At least 20% of Israelis identify as Arab or Palestinian, like Abou Shhadeh. They are descendants of people that weren’t killed, expelled or compelled to flee when Israel was created.

Many people say they feel like second-class citizens. Human rights advocates say this Gaza war has spawned a wave of abuse and further discrimination.

This month, three Palestinian doctors in Israel penned an open letter decrying “racism, militarism and hypocrisy” in the Israeli medical system, where they say their Jewish colleagues have been “cheering for the killing of innocent Palestinian civilians.”

In the HR letter outlining her dismissal, which Abou Shhahdeh showed to NPR, the company says it supports freedom of expression, but that during wartime, more sensitivity is expected from employees. Abou Shhadeh crossed a line, it reads.

“This is all absurd. Sawsan Zaher is a human rights lawyer based in Haifa, Israel. “We are talking about a massive wave of political persecution against Arab citizens inside of Israel.”

Zaher, who does not know or represent Abou Shhadeh, says she’s getting 20 times more queries from Arabs reporting labor abuse inside Israel compared to before the war.

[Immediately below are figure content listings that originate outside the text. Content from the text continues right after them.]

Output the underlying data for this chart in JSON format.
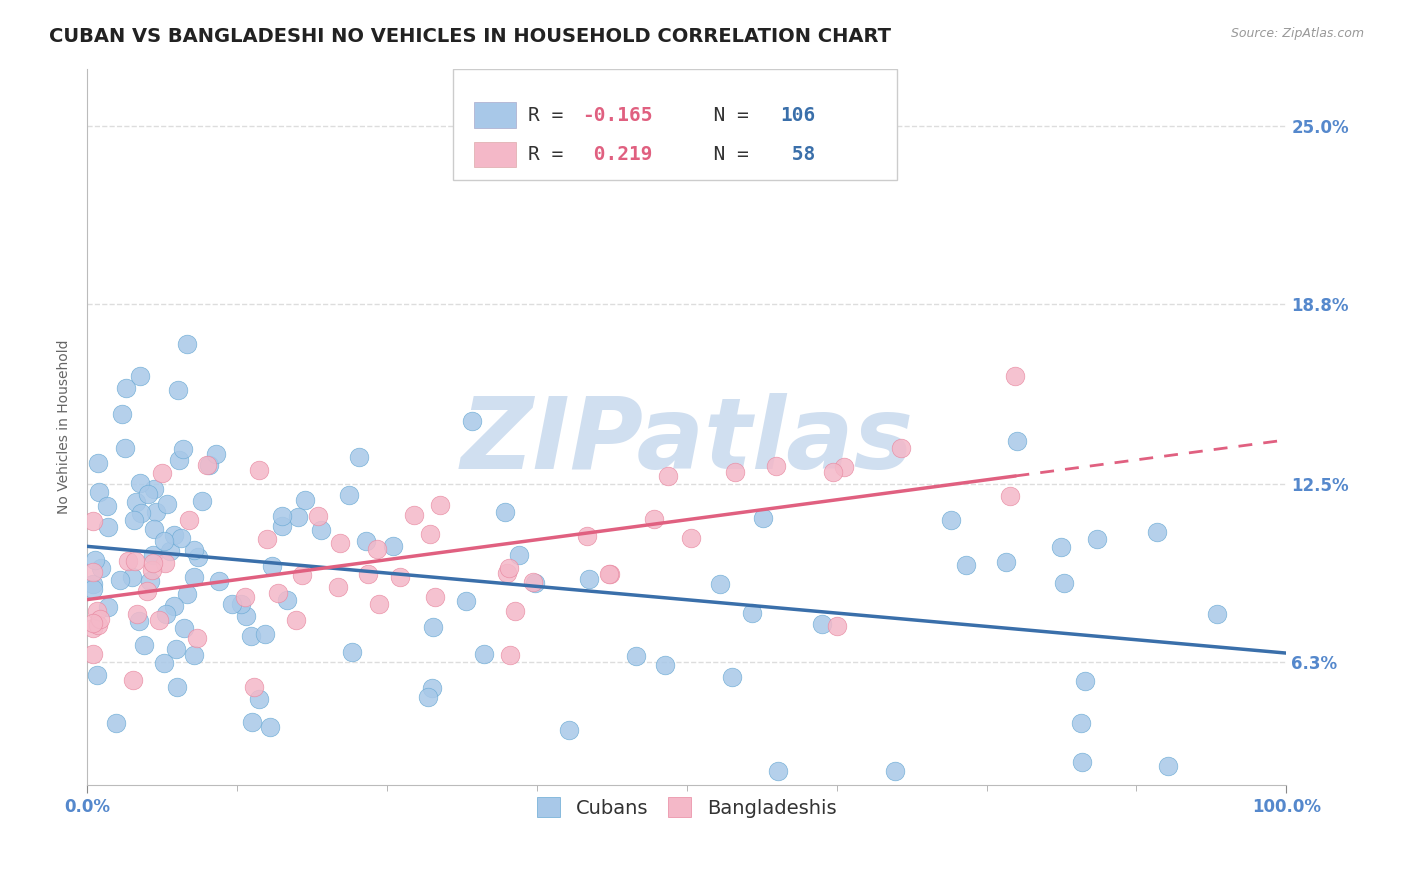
{
  "title": "CUBAN VS BANGLADESHI NO VEHICLES IN HOUSEHOLD CORRELATION CHART",
  "source_text": "Source: ZipAtlas.com",
  "ylabel": "No Vehicles in Household",
  "xlim": [
    0.0,
    100.0
  ],
  "ylim": [
    2.0,
    27.0
  ],
  "yticks": [
    6.3,
    12.5,
    18.8,
    25.0
  ],
  "ytick_labels": [
    "6.3%",
    "12.5%",
    "18.8%",
    "25.0%"
  ],
  "xtick_labels": [
    "0.0%",
    "100.0%"
  ],
  "cubans_color": "#a8c8e8",
  "cubans_edge_color": "#6aaad4",
  "cubans_line_color": "#3a6faa",
  "bangladeshis_color": "#f4b8c8",
  "bangladeshis_edge_color": "#e888a0",
  "bangladeshis_line_color": "#e06080",
  "cubans_R": -0.165,
  "cubans_N": 106,
  "bangladeshis_R": 0.219,
  "bangladeshis_N": 58,
  "watermark": "ZIPatlas",
  "watermark_color": "#d0dff0",
  "title_fontsize": 14,
  "axis_label_fontsize": 10,
  "tick_fontsize": 12,
  "legend_fontsize": 14,
  "background_color": "#ffffff",
  "grid_color": "#dddddd",
  "legend_R_color": "#e06080",
  "legend_N_color": "#3a6faa",
  "tick_color": "#5588cc"
}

Source: Palestinians in Israel cite threats, firings and discrimination after Oct. 7

She is afraid of the consequences of a lawsuit against her ex-employee for $bf a kbar k$

She worries that taking legal action against her former employer might hurt her prospects for a new job — which she desperately needs. She and her fiancée have a mortgage to pay. They were supposed to get married this month, but the wedding is delayed because of the war.